Нельзя не привести и примеры из поэмы Венедикта Ерофеева «Москва – Петушки». В одном случае это графики [2, с. 38 и с. 92], другой вариант использования невербальных средств выглядит так:
«Да мало ли что утром!.. Теперь, слава богу, осень, дни короткие: не успеешь очухаться – бах! Опять темно… А ведь до Петушков ехать о-о-о-о как долго! От Москвы до Петушков о-о-о-о как долго ехать!..»
«Да чего „о-о-о-о“! Чего ты все „о-о-о-о“ да „о-о-о-о“! От Москвы до Петушков ехать ровно два часа пятнадцать минут. В прошлую пятницу, например…» [2, с. 142]
Перед нами два типа невербальных «включений». Во втором случае это попытка передать в художественном письме невербальные средства устной речи. Это делается с помощью элементарной графики («о-о-о-о»), сочетания дефиса и незначимого звука. Незначимость здесь за счет фонетического в разговоре и графического на письме выделения превращается в сверхзначимость, маркирует смыслы, о которых можно догадываться. Это «о-о-о-о» можно интерпретировать, оно вовсе не проясняет смысл высказывания, а дополняет его. В сталкивающихся репликах противостоит абсолютное время рейса и относительное время путешествия, в которое может уместиться история жизни и смерти.

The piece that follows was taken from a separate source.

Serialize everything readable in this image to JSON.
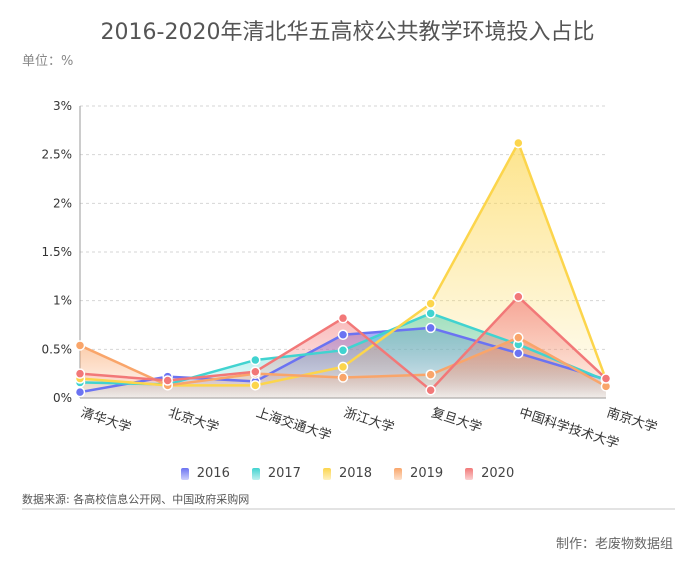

В первом случае Ерофеев явно соотносит этот прием с приемами Стерна и тоже сам предлагает интерпретации графиков. Однако вместо пародии на логическое истолкование (так у Стерна) он дает пародию на истолкование ассоциативное, иррациональное. Появляется ряд образов, выраженных вербально («У одного – Гималаи, Тироль, бакинские промыслы или даже верх кремлевской стены, которую я, впрочем, никогда не видел. У другого – предрассветный бриз на реке Кама, тихий всплеск и бисер фонарной ряби. У третьего – биение гордого сердца, песня о буревестнике и девятый вал» [2, с. 39]), но рождающих визуальные представления. При этом возникает дополнительная игра с визуальностью, так как рассказчик якобы не видел кремлевской стены… Таким образом, графический образ становится отправной точкой для целого фонтана метафор, а метафора сама по себе требует интерпретации. Но Ерофеев идет дальше в своей пародии и дает интерпретацию психоаналитическую: «А тому, кто пытлив (ну вот мне, например), эти линии выбалтывали всё, что только можно выболтать о человеке и о человеческом сердце: все его качества, от сексуальных до деловых, все его ущербы, деловые и сексуальные. И степень его уравновешенности, и способность к предательству, и все тайны подсознательного, если только были эти тайны» [2, с. 39]. Именно последнее толкование претендует на истинность, тоже, разумеется, пародийную. В результате графики попадают на стол начальства, которое их интерпретирует по-своему, делая оргвыводы.